In 2019 the data centre in the James Clerk Maxwell Building was named in honour of Mary Somerville and in 2020 the IT skills training room was named in honour of Xia Peisu.

==Other facilities==
- King's Buildings House, also known as KB House, is the student union at King's Buildings, run by Edinburgh University Students' Association (EUSA). The Mayfield Common Room serves hot food and drinks on the ground floor. The union is also home to The Advice Place student advisory service and KB Gym, which includes two badminton and two squash courts.
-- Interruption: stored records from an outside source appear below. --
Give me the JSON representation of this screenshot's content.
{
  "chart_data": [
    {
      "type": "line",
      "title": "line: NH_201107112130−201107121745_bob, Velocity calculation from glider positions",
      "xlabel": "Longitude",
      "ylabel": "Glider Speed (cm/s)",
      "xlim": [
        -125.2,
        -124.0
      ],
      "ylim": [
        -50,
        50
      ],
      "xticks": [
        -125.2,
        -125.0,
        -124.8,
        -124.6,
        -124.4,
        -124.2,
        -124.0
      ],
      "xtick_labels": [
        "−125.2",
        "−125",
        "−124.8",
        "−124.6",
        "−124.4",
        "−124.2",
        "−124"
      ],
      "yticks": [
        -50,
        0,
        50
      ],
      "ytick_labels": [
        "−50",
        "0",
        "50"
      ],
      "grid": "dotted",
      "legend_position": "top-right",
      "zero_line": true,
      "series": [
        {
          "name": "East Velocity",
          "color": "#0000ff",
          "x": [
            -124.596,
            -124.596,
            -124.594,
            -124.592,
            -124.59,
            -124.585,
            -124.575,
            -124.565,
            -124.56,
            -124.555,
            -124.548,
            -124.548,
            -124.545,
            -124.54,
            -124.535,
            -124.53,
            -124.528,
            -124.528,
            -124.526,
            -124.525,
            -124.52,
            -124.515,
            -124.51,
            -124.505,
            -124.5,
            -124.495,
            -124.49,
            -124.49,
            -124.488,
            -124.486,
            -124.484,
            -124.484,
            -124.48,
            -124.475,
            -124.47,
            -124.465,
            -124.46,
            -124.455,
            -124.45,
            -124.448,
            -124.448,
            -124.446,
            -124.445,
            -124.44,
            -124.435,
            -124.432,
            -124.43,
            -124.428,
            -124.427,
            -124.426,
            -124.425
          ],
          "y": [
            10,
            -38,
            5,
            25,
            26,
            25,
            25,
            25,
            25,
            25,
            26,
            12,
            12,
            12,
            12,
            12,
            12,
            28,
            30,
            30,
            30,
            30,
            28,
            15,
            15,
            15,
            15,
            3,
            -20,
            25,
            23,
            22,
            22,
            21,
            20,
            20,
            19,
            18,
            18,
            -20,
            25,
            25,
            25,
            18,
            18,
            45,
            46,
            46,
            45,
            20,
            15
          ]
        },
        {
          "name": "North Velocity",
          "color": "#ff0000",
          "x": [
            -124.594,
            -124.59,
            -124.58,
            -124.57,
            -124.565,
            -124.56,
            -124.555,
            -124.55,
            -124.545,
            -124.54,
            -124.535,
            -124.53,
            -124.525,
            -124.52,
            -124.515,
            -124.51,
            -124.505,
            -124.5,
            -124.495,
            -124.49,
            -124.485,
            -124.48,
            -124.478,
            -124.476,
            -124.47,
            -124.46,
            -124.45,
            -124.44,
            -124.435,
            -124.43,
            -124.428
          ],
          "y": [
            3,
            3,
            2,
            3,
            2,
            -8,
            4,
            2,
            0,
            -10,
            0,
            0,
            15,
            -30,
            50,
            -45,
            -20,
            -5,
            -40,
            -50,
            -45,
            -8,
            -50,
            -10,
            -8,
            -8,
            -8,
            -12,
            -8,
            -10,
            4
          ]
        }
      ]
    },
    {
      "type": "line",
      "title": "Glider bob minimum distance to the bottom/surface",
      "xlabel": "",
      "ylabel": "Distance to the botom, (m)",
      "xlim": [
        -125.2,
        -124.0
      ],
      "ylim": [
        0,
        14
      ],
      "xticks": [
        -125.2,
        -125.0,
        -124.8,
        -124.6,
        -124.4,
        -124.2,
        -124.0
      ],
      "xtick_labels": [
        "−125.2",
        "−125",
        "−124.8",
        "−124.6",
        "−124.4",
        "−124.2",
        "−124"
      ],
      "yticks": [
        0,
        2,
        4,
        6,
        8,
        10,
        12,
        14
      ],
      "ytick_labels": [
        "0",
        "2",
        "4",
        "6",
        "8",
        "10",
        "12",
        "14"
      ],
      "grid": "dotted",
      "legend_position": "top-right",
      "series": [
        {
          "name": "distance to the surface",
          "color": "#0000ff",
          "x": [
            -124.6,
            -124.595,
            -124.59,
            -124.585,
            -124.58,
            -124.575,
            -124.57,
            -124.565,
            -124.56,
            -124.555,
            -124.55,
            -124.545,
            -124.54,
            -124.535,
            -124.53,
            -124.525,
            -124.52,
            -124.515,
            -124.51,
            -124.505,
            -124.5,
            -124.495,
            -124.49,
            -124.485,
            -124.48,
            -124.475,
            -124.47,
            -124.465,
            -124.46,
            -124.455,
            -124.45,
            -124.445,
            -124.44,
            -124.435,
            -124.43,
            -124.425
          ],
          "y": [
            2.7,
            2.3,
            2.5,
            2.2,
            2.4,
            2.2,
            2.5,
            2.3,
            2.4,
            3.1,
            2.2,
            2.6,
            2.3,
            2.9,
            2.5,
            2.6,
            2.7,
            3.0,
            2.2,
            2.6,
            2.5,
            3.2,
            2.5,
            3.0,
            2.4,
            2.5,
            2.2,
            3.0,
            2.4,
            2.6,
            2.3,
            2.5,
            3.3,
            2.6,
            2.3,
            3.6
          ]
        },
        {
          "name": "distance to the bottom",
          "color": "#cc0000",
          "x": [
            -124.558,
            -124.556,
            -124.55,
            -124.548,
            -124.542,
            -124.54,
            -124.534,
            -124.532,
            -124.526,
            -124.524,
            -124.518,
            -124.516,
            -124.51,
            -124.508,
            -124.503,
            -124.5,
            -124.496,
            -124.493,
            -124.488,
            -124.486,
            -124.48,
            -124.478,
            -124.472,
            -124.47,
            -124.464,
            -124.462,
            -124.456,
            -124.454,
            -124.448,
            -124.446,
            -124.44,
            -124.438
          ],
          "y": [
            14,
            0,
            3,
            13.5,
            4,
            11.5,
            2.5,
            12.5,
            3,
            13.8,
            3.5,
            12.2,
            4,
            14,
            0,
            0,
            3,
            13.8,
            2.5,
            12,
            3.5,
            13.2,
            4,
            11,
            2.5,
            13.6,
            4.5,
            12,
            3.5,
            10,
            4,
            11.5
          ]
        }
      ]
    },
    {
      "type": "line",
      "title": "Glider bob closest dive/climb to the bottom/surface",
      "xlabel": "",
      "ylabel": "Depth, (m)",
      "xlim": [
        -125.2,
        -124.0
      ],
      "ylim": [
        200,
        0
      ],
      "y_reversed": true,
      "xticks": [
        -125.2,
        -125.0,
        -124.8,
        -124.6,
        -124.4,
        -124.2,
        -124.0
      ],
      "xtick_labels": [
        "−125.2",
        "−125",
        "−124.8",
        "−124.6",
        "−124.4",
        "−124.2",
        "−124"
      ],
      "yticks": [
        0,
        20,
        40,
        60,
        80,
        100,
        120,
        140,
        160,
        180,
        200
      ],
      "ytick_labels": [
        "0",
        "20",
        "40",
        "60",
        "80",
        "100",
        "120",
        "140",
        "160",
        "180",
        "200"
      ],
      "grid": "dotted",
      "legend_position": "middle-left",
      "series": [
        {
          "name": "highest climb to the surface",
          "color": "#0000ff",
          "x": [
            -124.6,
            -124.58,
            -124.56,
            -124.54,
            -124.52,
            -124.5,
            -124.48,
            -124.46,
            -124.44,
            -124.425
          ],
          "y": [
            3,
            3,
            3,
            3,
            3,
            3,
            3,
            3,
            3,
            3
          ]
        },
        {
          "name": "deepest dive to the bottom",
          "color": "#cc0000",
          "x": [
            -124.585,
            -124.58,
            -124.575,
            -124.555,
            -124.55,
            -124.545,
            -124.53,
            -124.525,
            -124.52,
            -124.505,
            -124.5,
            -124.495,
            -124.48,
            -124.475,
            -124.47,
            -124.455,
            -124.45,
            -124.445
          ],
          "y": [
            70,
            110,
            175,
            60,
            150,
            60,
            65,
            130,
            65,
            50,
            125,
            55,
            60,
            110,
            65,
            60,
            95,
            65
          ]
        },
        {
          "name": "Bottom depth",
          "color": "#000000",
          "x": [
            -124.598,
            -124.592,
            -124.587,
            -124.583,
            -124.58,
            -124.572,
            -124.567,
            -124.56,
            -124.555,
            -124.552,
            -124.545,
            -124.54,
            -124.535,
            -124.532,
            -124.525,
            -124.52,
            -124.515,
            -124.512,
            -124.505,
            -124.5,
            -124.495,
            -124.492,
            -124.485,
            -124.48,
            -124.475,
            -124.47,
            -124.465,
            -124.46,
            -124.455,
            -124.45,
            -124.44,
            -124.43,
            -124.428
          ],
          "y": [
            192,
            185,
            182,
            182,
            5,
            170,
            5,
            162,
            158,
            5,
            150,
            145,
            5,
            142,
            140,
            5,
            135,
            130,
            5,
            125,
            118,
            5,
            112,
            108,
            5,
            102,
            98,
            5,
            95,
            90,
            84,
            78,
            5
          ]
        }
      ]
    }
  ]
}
KB House previously included a full servery, the Common Room and Kitchen, serving a wider variety of hot food upstairs, and the KB Centre Shop run by EUSA which stocked convenience products, alongside hot drinks, made-to-order sandwiches and hot food to take away, however these have since closed.
- Cafés include Element in Murchison House, The Magnet Café in the James Clerk Maxwell Building, KB Café in the Noreen and Kenneth Murray Library, XY Café in the Roger Land Building, and The Eng Inn in the Hudson Beare Building. The Upstairs Café in the Swann Building and Brücks Café in the Mary Brück building have closed.
- The Arcadia Nursery opened in August 2014, designed by Malcolm Fraser Architects, it was shortlisted for the Royal Incorporation of Architects in Scotland (RIAS) awards in 2015. It features three linked open play areas with outdoor spaces.

==King's Buildings 5 Mile Road Race==
The KB 5 Road Race is organised every year by the Edinburgh University Hare and Hounds Running Club. It is usually held in late February or early March. The race starts and finishes inside the King's Buildings campus. The course consists of a 5 mile road loop around the streets of south Edinburgh, with quite a few hills, though none of them steep. The race is popular with student and local club runners and usually attracts around 250 participants.